Deep dives into chronic student absenteeism often focus on older grades, those in middle and high school.
But a new study looking at absenteeism in kindergarten through 3rd grade in Delaware and the effect on students’ and schools’ academic performance calls for additional emphasis on ensuring consistent attendance in the early years.
Analyzing thousands of student records and their progress over multiple years, the researchers found that chronic absenteeism in kindergarten predicted lower test scores on Delaware’s Smarter Balanced assessment in math and English language arts in 3rd grade. (Though the definition of chronic absenteeism varies, the term generally refers to students who are absent at least 10 percent of the school days in an academic year.)
The negative academic impacts were not limited to students with large number of absences. The schoolwide effect in schools with higher-than-average absenteeism was sometimes up to 20 times the effect on an individual student’s performance, said Lauren P. Bailes, an assistant professor at the University of Delaware School of Education.
She co-authored an upcoming paper on the research findings with Henry May, the director of the Center for Research in Education and Social Policy and an associate professor in the School of Education at the University of Delaware, and Danielle Riser.
The researchers found that each additional day in a school’s average chronic absenteeism rate was related to a 0.1 or 0.2 standard deviation decrease in the school’s math score. (The decline in English/language arts scores was smaller.)
“This becomes not just an individual consequence, but a contextual effect that reflects just how hard it is to teach and to maintain a consistent academic program in a school where there is a lot of consistent, current, chronic absenteeism,” Bailes said. “It sort of takes what is happening on the individual level and magnifies it many, many times, so that even if an individual student in a high-absence school is not absent that much ... they are likely to experience the consequences of that school-level average absenteeism.”
The researchers argue that this schoolwide impact poses a greater threat that deserves more attention. Bailes recalled her experience teaching middle school and how disruptive it was when a few students were absent because of the flu or otherwise. Both the students who’d been absent and those who were not lost instructional time and progress because she had to reteach content, she said.
“The kind of learning that happens in elementary school is so unique,” said Bailes. “It’s when we hope kids are learning phonics, and reading, and numeracy skills, and the lack of those can be incredibly detrimental long term.”
Every day matters
The study looked at 55,259 students in five cohorts, who were in 3rd grade from the 2014-15 school year to 2018-19. The researchers removed about 3,100 students who had been absent from school for more than 30 days a year—a number of days that might indicate that they had moved or were dealing with a serious issue, like illness or hospitalization, the researchers wrote.
Following the other students, Bailes and her colleagues found kindergarten had the highest rates of absenteeism among the four grades they studied and that at least a quarter of students in each of the four grades missed 10 or more days of school a year.
Absenteeism was not also evenly distributed, with some schools notching significantly higher rates.

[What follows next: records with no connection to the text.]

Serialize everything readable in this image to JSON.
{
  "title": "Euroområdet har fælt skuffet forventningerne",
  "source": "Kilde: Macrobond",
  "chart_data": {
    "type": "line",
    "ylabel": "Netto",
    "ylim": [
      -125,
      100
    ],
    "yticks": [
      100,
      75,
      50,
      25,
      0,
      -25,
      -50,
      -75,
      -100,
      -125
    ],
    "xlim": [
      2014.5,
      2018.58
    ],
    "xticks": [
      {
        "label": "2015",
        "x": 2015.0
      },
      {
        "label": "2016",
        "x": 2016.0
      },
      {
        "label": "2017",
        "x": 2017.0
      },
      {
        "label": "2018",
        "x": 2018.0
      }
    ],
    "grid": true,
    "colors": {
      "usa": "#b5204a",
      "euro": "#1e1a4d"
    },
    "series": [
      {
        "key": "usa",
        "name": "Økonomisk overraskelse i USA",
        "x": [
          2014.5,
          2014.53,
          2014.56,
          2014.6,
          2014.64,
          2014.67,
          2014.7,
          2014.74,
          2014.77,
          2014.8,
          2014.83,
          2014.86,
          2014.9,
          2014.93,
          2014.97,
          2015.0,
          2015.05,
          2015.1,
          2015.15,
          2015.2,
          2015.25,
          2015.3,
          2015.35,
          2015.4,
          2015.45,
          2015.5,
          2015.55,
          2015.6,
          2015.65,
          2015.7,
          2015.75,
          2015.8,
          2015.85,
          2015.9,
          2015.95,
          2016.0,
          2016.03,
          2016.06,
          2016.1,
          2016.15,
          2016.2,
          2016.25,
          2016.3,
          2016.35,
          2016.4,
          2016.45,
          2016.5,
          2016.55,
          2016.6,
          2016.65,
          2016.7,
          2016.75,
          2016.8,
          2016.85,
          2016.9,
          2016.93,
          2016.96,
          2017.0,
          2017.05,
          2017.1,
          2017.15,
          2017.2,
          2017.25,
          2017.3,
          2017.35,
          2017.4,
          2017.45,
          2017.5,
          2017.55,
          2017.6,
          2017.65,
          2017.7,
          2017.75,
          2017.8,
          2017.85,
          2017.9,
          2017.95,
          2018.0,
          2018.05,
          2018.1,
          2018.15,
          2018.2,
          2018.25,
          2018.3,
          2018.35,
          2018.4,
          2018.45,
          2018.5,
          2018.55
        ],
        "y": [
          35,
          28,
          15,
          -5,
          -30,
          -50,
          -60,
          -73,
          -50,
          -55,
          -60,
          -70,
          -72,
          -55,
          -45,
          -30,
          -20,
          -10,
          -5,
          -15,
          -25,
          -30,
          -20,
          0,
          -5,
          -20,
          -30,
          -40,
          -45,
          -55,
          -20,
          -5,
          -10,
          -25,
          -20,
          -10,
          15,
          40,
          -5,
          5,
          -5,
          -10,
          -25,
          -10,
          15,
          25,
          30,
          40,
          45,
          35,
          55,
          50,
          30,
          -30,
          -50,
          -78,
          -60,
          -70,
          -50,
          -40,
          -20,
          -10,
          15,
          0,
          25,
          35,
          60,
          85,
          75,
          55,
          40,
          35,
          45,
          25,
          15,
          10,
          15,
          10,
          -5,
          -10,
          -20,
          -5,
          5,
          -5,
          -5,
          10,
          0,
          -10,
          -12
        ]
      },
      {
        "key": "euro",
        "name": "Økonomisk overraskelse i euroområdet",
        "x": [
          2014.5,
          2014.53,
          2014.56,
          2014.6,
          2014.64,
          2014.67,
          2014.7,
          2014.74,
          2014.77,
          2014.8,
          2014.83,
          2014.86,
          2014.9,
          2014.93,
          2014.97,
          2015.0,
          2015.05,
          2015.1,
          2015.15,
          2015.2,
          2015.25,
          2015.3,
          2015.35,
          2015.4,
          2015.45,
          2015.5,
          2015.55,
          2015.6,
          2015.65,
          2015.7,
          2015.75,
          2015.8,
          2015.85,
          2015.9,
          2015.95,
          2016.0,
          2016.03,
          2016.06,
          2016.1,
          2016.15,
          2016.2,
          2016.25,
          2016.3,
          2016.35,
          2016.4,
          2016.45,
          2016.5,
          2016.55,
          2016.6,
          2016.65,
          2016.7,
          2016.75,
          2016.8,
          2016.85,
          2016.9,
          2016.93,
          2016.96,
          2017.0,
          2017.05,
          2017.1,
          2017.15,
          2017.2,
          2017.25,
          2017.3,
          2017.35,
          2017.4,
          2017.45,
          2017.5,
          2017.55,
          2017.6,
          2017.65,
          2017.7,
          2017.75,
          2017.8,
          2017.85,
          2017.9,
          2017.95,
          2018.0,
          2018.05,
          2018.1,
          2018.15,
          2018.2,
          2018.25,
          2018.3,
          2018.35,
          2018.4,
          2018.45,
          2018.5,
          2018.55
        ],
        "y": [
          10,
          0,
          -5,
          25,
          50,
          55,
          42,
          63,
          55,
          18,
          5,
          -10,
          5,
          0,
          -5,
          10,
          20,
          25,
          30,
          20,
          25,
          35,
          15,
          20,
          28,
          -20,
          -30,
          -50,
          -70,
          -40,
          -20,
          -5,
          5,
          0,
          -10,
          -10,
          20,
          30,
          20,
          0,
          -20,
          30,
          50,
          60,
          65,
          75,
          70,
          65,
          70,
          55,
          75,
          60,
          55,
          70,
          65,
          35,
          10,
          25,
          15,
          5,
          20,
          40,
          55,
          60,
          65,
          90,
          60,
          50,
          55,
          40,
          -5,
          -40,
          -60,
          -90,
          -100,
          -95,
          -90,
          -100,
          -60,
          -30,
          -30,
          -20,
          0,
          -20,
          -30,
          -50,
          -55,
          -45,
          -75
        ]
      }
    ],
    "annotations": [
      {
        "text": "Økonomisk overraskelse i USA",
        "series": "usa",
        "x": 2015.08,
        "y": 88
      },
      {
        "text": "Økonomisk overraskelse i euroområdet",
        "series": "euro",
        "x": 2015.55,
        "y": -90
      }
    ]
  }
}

In all, the researchers found a strong causal link between absenteeism in kindergarten and performance on 3rd grade assessments.
On the individual level, every day that a student was absent in kindergarten was predictive of a drop in their ELA and math scores in 3rd grade—a .014 to .021 standard deviation decrease in math and a .008 to .015 standard deviation reduction in ELA.
The schoolwide effects of higher-than-average chronic absenteeism were “potent,” dwarfing the individual effects, according to Bailes.
They found that each additional day in a school’s average chronic absenteeism rate was related to a 0.1 or 0.2 standard deviation decrease in the school’s math and ELA scores.
Finding the root causes
Because the reasons for chronic absenteeism vary, the solutions have to be diverse, Bailes said.
“The research tells us that that can be any number of things,” she said, including feeling unsafe or disconnected, being sick, or transportation issues. “Some schools are going to have issues around climate and peer interactions, and for some schools it’s about engagement with the academic program.”
Reversing high absenteeism may take schools integrating more social-emotional learning programs, restorative justice practices, revamping school discipline policies, and ensuring that schools are “safe, healthy, generative, connected places for kids,” Bailes said.
A key part of any intervention is a necessary shift in how adults, including parents, think about kindergarten and the important skills students learn at the beginning of their academic careers.
“It’s not babysitting; it’s not even day care,” Bailes said. “It’s where really fundamental skills are learned and practiced, and put in place for those subsequent 10 years, but certainly leading up to the first round of achievement testing. And so [there needs to be] additional emphasis on just how critical kindergarten is.”
Parents are an essential part of any solution, she added.“One of the challenges is that elementary school kids don’t get themselves to school that often,” she said. “They need adults.”
Given the findings about schoolwide impact, school leaders must also consider the contextual factors that may deter students from coming to school, like climate and student engagement.
“So really thinking through what does it mean to shift a school’s approach to organization-wide absenteeism versus the individual approach,” Bailes said. “We really need the two of them in tandem.”